In caso di conversione di successivi contratti a termine maturano gli scatti di anzianità

Pubblicato il 14 gennaio 2015 L’art. 31 del Collegato Lavoro (Legge n. 183/2010), a seguito dell’interpretazione autentica di cui alla Legge Fornero (art. 1, comma 13, Legge n. 92/2012), affermando che l’indennità spettante in caso di conversione del contratto a tempo determinato “ristora un pregiudizio”, ha ribadito esplicitamente che la stessa è correlata ad un danno, un pregiudizio, derivante dalla perdita del lavoro e che è omnicomprensiva perché ristora per intero le “conseguenze” retributive e contributive di quel danno da mancato lavoro e, quindi, tutti i danni sul piano retributivo e contributivo che sono conseguenza, cioè sono legati da un nesso di causalità con la perdita del lavoro.

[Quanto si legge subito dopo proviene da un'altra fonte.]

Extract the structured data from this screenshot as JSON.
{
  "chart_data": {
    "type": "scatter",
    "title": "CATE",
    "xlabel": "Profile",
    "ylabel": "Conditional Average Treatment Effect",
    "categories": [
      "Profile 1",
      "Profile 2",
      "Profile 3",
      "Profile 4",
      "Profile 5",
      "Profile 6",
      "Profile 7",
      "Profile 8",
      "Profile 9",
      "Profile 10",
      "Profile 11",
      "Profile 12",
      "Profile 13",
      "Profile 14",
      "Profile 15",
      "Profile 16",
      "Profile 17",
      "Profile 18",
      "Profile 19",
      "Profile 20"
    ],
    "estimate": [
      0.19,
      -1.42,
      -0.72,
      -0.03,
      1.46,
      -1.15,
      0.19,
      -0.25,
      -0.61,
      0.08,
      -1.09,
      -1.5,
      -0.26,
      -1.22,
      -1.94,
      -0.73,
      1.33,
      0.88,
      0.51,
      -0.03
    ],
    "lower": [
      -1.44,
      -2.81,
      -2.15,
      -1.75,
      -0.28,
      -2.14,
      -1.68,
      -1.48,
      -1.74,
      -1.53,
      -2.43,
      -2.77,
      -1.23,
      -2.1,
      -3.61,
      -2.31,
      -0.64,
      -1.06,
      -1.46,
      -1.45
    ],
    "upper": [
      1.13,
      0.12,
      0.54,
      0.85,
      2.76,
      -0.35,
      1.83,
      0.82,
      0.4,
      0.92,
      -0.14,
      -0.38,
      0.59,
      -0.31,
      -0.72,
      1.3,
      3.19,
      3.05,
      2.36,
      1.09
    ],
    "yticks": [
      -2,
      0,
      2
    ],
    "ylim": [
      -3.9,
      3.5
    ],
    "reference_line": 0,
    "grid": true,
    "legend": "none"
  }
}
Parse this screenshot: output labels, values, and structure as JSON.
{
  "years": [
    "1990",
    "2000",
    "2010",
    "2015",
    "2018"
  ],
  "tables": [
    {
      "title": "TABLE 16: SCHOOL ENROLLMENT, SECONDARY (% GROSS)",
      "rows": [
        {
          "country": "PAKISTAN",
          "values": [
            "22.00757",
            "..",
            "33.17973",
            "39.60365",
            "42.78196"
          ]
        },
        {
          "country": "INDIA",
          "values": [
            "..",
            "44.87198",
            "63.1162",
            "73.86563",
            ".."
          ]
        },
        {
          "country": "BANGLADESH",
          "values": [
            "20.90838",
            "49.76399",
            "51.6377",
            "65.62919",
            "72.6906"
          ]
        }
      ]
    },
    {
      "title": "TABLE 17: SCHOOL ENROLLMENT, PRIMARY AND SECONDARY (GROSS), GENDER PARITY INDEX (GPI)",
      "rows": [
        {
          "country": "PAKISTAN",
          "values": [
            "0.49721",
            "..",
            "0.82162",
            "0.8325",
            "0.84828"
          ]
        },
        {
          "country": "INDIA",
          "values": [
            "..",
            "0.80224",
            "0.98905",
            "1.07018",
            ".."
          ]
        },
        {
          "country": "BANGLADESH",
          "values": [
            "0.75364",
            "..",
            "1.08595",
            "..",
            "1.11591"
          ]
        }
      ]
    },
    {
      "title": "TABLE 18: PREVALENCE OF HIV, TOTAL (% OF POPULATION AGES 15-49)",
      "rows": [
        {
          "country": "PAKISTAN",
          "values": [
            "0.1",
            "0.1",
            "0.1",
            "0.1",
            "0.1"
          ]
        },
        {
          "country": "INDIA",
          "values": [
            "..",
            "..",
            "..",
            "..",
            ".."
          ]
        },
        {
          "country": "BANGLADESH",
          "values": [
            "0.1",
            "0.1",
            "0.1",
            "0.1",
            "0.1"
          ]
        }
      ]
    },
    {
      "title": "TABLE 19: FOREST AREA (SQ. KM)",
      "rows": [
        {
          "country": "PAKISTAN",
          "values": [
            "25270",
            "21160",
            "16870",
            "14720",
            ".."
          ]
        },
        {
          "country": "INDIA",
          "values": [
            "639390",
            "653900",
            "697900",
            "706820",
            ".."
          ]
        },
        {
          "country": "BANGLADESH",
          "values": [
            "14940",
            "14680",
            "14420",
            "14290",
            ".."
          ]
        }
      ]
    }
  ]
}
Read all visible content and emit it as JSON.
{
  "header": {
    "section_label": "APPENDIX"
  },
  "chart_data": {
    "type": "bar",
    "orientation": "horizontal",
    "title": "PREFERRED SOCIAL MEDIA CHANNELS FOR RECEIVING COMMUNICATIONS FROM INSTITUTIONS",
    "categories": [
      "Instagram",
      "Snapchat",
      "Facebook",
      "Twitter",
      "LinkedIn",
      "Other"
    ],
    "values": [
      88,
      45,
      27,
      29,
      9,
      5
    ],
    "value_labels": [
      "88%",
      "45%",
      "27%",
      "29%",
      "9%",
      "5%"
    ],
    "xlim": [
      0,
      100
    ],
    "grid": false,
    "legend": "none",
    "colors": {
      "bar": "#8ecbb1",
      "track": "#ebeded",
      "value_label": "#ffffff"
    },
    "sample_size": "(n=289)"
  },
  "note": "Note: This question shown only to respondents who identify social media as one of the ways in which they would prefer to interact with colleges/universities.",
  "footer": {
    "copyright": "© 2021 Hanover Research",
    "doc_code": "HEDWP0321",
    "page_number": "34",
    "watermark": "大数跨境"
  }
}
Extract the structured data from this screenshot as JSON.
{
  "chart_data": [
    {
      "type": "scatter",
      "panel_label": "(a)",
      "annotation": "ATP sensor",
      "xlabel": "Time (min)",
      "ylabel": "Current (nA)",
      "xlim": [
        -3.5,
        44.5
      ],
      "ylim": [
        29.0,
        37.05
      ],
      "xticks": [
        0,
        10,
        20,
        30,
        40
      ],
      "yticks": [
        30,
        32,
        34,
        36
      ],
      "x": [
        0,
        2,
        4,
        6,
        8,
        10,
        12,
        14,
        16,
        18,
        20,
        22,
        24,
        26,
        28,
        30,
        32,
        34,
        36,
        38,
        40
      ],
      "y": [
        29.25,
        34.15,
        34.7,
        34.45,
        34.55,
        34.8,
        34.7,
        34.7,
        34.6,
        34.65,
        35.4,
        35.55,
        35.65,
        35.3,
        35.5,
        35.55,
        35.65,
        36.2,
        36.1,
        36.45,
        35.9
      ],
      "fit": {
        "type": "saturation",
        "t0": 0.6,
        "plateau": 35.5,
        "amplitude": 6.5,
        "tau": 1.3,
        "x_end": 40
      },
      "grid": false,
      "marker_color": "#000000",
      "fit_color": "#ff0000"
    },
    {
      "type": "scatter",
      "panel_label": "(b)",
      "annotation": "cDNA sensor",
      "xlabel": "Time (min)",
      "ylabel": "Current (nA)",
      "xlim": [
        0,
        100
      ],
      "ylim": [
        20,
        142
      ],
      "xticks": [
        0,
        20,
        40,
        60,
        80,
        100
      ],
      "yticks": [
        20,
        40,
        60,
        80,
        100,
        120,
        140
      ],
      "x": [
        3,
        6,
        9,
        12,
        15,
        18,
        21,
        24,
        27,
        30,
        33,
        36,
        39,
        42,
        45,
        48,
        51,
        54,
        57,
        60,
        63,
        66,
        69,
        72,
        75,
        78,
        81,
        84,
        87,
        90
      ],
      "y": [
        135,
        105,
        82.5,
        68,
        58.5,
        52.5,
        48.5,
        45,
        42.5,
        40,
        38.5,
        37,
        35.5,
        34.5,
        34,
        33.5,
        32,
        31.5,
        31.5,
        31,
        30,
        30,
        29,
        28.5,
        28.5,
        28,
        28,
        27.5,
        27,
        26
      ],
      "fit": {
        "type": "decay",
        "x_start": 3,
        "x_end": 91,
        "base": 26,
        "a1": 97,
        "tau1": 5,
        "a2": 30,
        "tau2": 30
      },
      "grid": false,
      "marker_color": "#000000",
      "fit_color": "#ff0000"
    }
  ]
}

Questo è quanto emerge in prima battuta dalla sentenza della Cassazione n. 262 del 12 gennaio 2015.

Continua la Suprema Corte sostenendo che, se l’indennità serve a risarcire le conseguenze retributive e contributive del danno da mancato lavoro, è evidente che il legislatore considera solo i periodi di non lavoro ai fini di tale risarcimento e, infatti, esclude dal computo il periodo sino alla scadenza del termine, che è periodo di lavoro, in cui il lavoratore è stato retribuito e quindi non ha subito, né può subire, conseguenze negative sul piano retributivo o contributivo.

In tale periodo la retribuzione è dovuta e detto periodo si computa ai fini degli effetti riflessi e dell’anzianità di servizio per cui l’anzianità di servizio maturata in questo periodo lavorato, vale a tutti gli effetti.

Quindi, l’indennità prevista dall’art. 32, Legge 183/2010, ristora in generale il danno subito dal lavoratore per l’allontanamento dal lavoro, tanto se questo sia stato unico, quanto se sia stato ripetuto.

Per tali periodi di non lavoro, mentre prima il lavoratore aveva diritto ad essere comunque retribuito a decorrere dalla messa a disposizione delle energie lavorative pur non avendo lavorato, oggi è prevista solo l’indennità da un minimo di 2,5 ad un massimo di 12 mensilità.

Al contrario, per il periodo di lavoro (o i periodi di lavoro, in caso di sequenza di contratti) il lavoratore ha diritto ad essere retribuito ed ha diritto a che tale periodo, o tali periodi, siano computati ai fini dell’anzianità di servizio e, quindi, della maturazione degli scatti di anzianità.